The risk process must consider other train systems that interface with the remote-control system and contribute to the risk such as train braking systems. The remote-control safety systems (fail safe) rely on the locomotive and train braking system to be operational, and as a result the risk assessment should consider failure of multiple systems.
Risk assessment teams assessing risks relating to remote-control operations should include the Original Equipment Manufacturer (OEM), rail safety workers who operate remote-controlled systems, rail safety workers who maintain the remote-control systems, trainers, network controllers and any other relevant parties to ensure a high level of technical expertise and experience.
Risk assessments relating to the integrity and security of communication systems of the remote-control system should be considered and documented.
Incidents experienced by other operators and relating to remote-control operation should prompt a review of an organisation’s risk register to reasonably ensure any resulting lessons learned have been considered.
Technical and maintenance information relating to remote-control systems should be comprehensive, complete and encompass all parts and components of the system including electrical and pneumatic interface drawings.
Technical data should be current and relate to the actual remote-control system in use and not a generic maintenance manual that may include information that is not applicable.

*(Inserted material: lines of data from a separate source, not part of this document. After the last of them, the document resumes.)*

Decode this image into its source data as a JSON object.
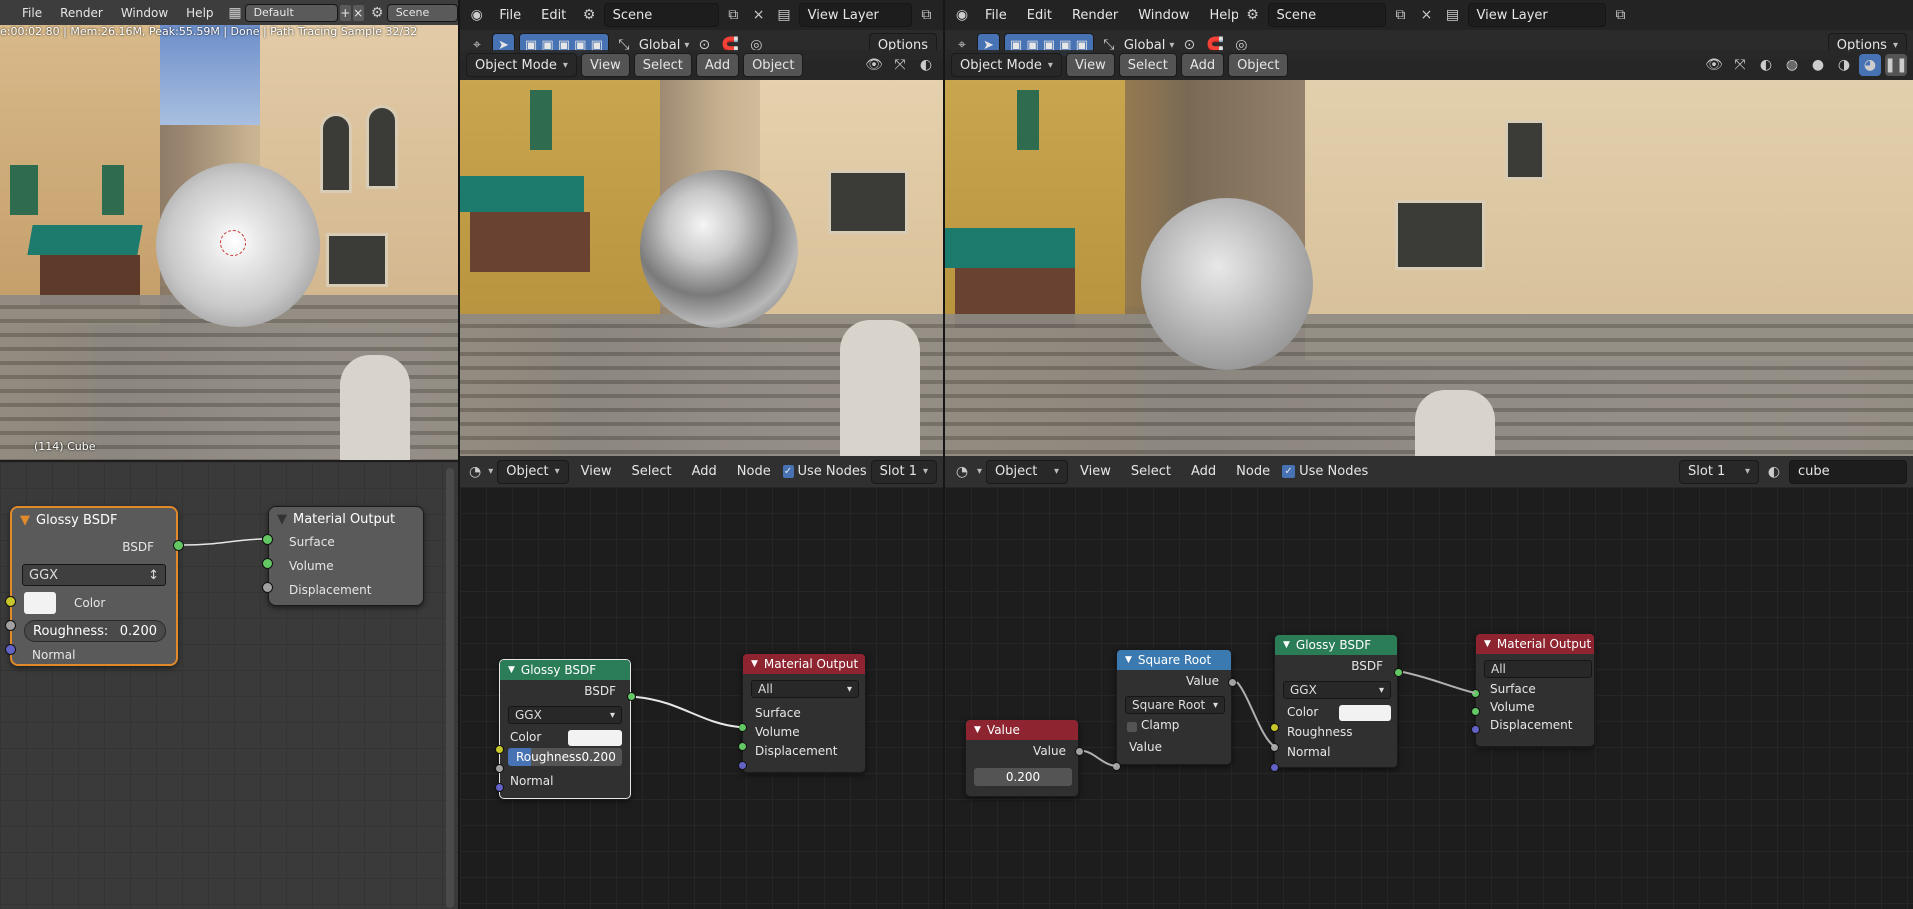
{
  "left": {
    "menus": [
      "File",
      "Render",
      "Window",
      "Help"
    ],
    "layout": "Default",
    "scene": "Scene",
    "status": "e:00:02.80 | Mem:26.16M, Peak:55.59M | Done | Path Tracing Sample 32/32",
    "object_label": "(114) Cube",
    "node_glossy": {
      "title": "Glossy BSDF",
      "output": "BSDF",
      "distribution": "GGX",
      "color": "Color",
      "roughness_label": "Roughness:",
      "roughness_value": "0.200",
      "normal": "Normal"
    },
    "node_output": {
      "title": "Material Output",
      "surface": "Surface",
      "volume": "Volume",
      "displacement": "Displacement"
    }
  },
  "middle": {
    "menus": [
      "File",
      "Edit"
    ],
    "scene": "Scene",
    "view_layer": "View Layer",
    "transform": "Global",
    "options": "Options",
    "mode": "Object Mode",
    "vp_menus": [
      "View",
      "Select",
      "Add",
      "Object"
    ],
    "editor": {
      "type": "Object",
      "menus": [
        "View",
        "Select",
        "Add",
        "Node"
      ],
      "use_nodes": "Use Nodes",
      "slot": "Slot 1"
    },
    "node_glossy": {
      "title": "Glossy BSDF",
      "output": "BSDF",
      "distribution": "GGX",
      "color": "Color",
      "roughness_label": "Roughness",
      "roughness_value": "0.200",
      "normal": "Normal"
    },
    "node_output": {
      "title": "Material Output",
      "target": "All",
      "surface": "Surface",
      "volume": "Volume",
      "displacement": "Displacement"
    }
  },
  "right": {
    "menus": [
      "File",
      "Edit",
      "Render",
      "Window",
      "Help"
    ],
    "scene": "Scene",
    "view_layer": "View Layer",
    "transform": "Global",
    "options": "Options",
    "mode": "Object Mode",
    "vp_menus": [
      "View",
      "Select",
      "Add",
      "Object"
    ],
    "editor": {
      "type": "Object",
      "menus": [
        "View",
        "Select",
        "Add",
        "Node"
      ],
      "use_nodes": "Use Nodes",
      "slot": "Slot 1",
      "material": "cube"
    },
    "node_value": {
      "title": "Value",
      "output": "Value",
      "value": "0.200"
    },
    "node_sqrt": {
      "title": "Square Root",
      "output": "Value",
      "operation": "Square Root",
      "clamp": "Clamp",
      "input": "Value"
    },
    "node_glossy": {
      "title": "Glossy BSDF",
      "output": "BSDF",
      "distribution": "GGX",
      "color": "Color",
      "roughness": "Roughness",
      "normal": "Normal"
    },
    "node_output": {
      "title": "Material Output",
      "target": "All",
      "surface": "Surface",
      "volume": "Volume",
      "displacement": "Displacement"
    }
  },
  "colors": {
    "header_bg": "#303030",
    "node_green": "#2a7d57",
    "node_red": "#8e2430",
    "node_blue": "#3a7ab0",
    "node_selected_border": "#e08a2b",
    "accent_blue": "#4772b3"
  },
  "icons": [
    "blender-logo-icon",
    "select-cursor-icon",
    "transform-pivot-icon",
    "snap-icon",
    "eye-icon",
    "gizmo-icon",
    "overlay-icon",
    "shading-wire-icon",
    "shading-solid-icon",
    "shading-material-icon",
    "shading-render-icon",
    "pause-icon",
    "chevron-down-icon",
    "checkbox-icon"
  ]
}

Systems and procedures associated with maintenance, inspection and testing of remote-control systems should be consistent with OEM standards and recommendations and documented in the organisation’s safety management system.
An approval process is required to verify remote-control systems or components that have returned from maintenance are fit and safe to reintroduce into service.

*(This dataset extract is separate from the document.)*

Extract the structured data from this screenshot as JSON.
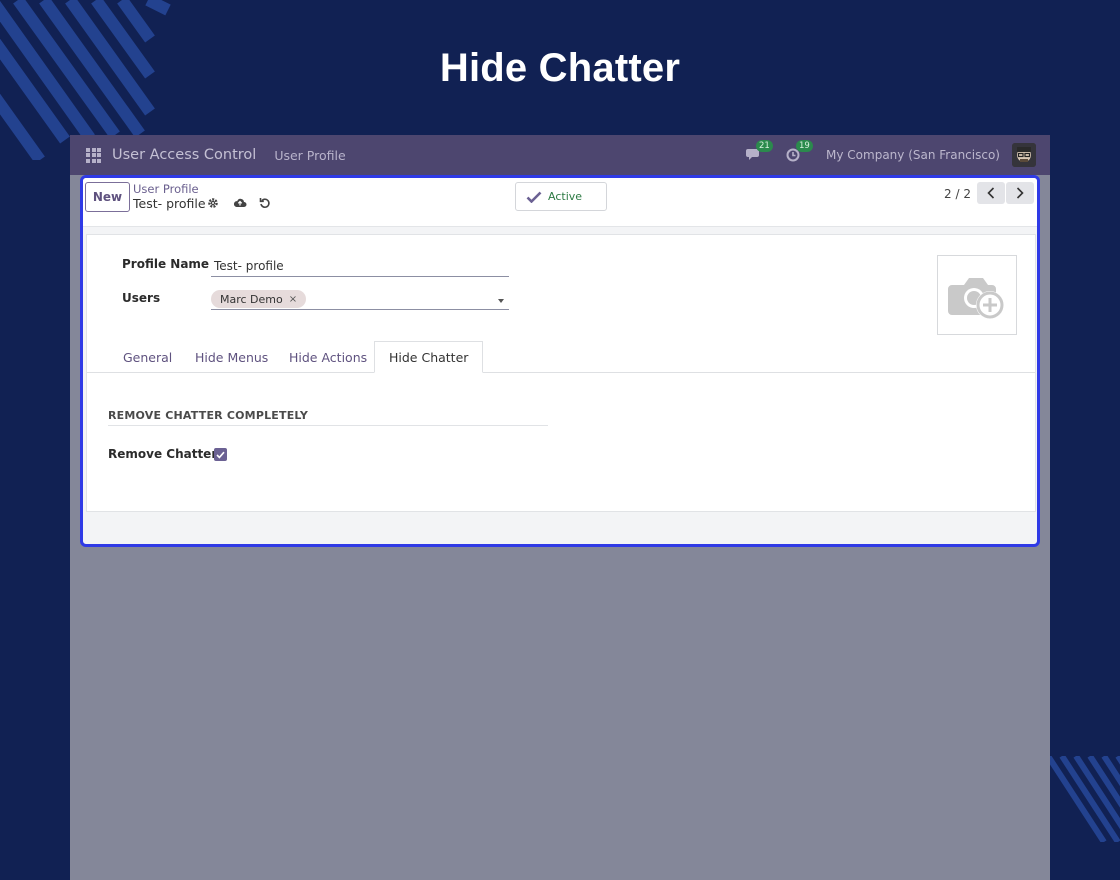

Detailed maintenance records relating to remote-control systems should be retained and examined for trends.
It is important the organisation understands the remote-control system software including updates and versions. Records of software intervention must be maintained with identifying information physically marked on the equipment.

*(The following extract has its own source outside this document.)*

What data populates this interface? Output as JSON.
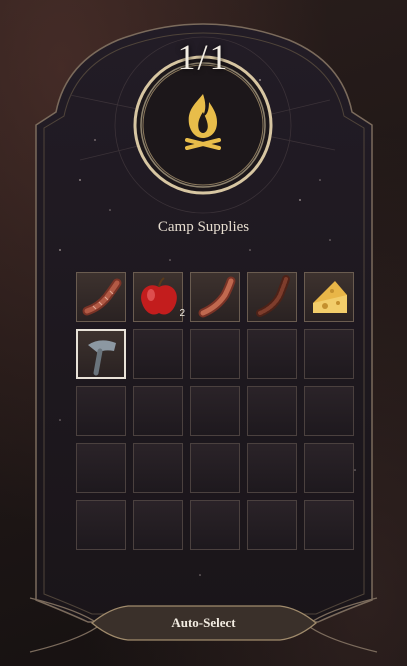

The skills and competency necessary for maintenance personnel to carry out repairs, inspections and testing of remote-control systems should be determined in consultation with the OEM and documented in the organisation’s safety management system.
To ensure a holistic approach, maintenance personnel who carry out repairs, inspections and testing of remote-control systems should be trained and hold competency to carry out such work including electrical and pneumatic qualifications. Understanding how the remote-control system interfaces with the locomotive systems should form part of this competency.
To reduce the risk of incorrect fitment of air hoses for the remote-control system interface, a standardised colour code system should be utilised.
3. Remote Control Operators
Material used for training rail safety workers who operate remote control systems should be current and relate to the actual remote-control system in use.
Training rail safety workers who operate remote-control systems should include understanding of other train systems such as the air brake system and how it interfaces with the remote-control system.
Training material for rail safety workers who operate remote-control systems should consider combinations of emergency events such as remote-control safety systems failure and train air brake failure.
Competency evaluation of rail safety workers who operate remote-control systems should be frequent, reoccurring and documented.